According to a story published Wednesday in the online defense magazine Breaking Defense, largely forgotten laws give the Defense Department authority to close facilities without the Base Realignment and Closure process — without DOD even getting permission from Congress.
Speaking at the Association of the U.S. Army’s winter conference in Huntsville, Ala., House Armed Services Committee staffer Vickie Plunkett said Wednesday that buried in Title 10 — the chapter of the US Code that governs the Defense Department — is Section 2687, which, she said, “does give the services authority to do closures, and it only requires notification to Congress,” Breaking Defense reported.
If the Pentagon and the White House were willing to take the political risk, they could shut down facilities and dare a gridlocked Congress to undo it.
“It’s notification with time for Congress to act” before the closure is carried out, the magazine reported her saying. But, the veteran staffer went on — emphasizing her opinions were her own, not committee policy — “Congress is basically dysfunctional right now.
“The authorities only require notification. Take your chances,” she said to an eruption of laughter, “because it’s going to require us to get our act together to stop it.”
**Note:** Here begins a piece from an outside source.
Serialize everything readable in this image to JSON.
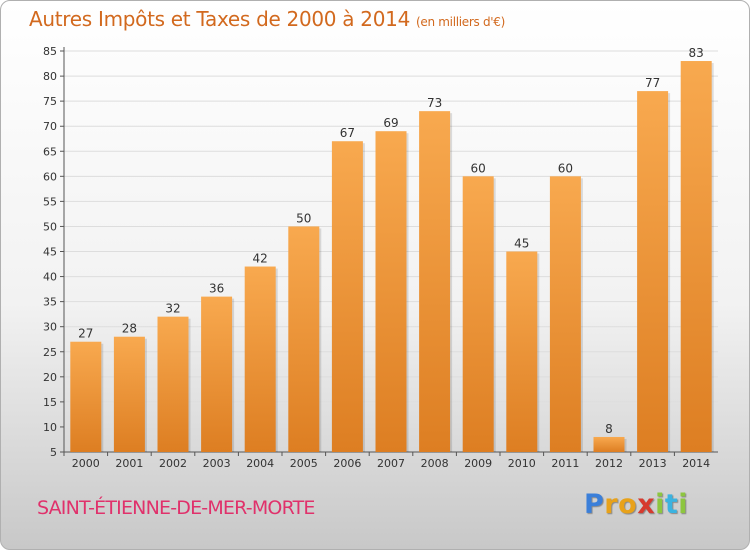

The Army has recommended to the Office of the Secretary of Defense and Congress that a new round of BRAC is needed for 2017. More than 350 installations have been closed in five BRAC rounds in 1989, 1991, 1993, 1995 and 2005.
No one is suggesting that the Pentagon should try to slip something past Capitol Hill, Breaking Defense stressed. As a matter of constitutional law, any such actions need to be included in the annual budget, which has to be passed by Congress. As a matter of practical politics, the military informs Congress when it lets go even a handful of arsenal or depot employees, even people fired for misconduct, because it just takes one angry person to call their congressman to bring all sorts of hell down on the Army’s head.
The Pentagon is in an even stronger position when it comes to the Army’s arsenals, the government-owned manufacturing facilities for military equipment. Section 4532 of Title 10 — portions of which predate the Civil War — is the Arsenal Act, which Plunkett pointed out contains this language:
“The Secretary may abolish any United States arsenal that he considers unnecessary.”
And that’s not even the Secretary of Defense, because the Act was written before that job existed: It’s the Secretary of the Army.
“The Secretary of the Army,” Plunkett emphasized “has unilateral authority — standing, statutory, Title 10 authority — to close arsenals. Unilateral.
“Now the issue is,” she said, “will the services … take advantage of those statutes?”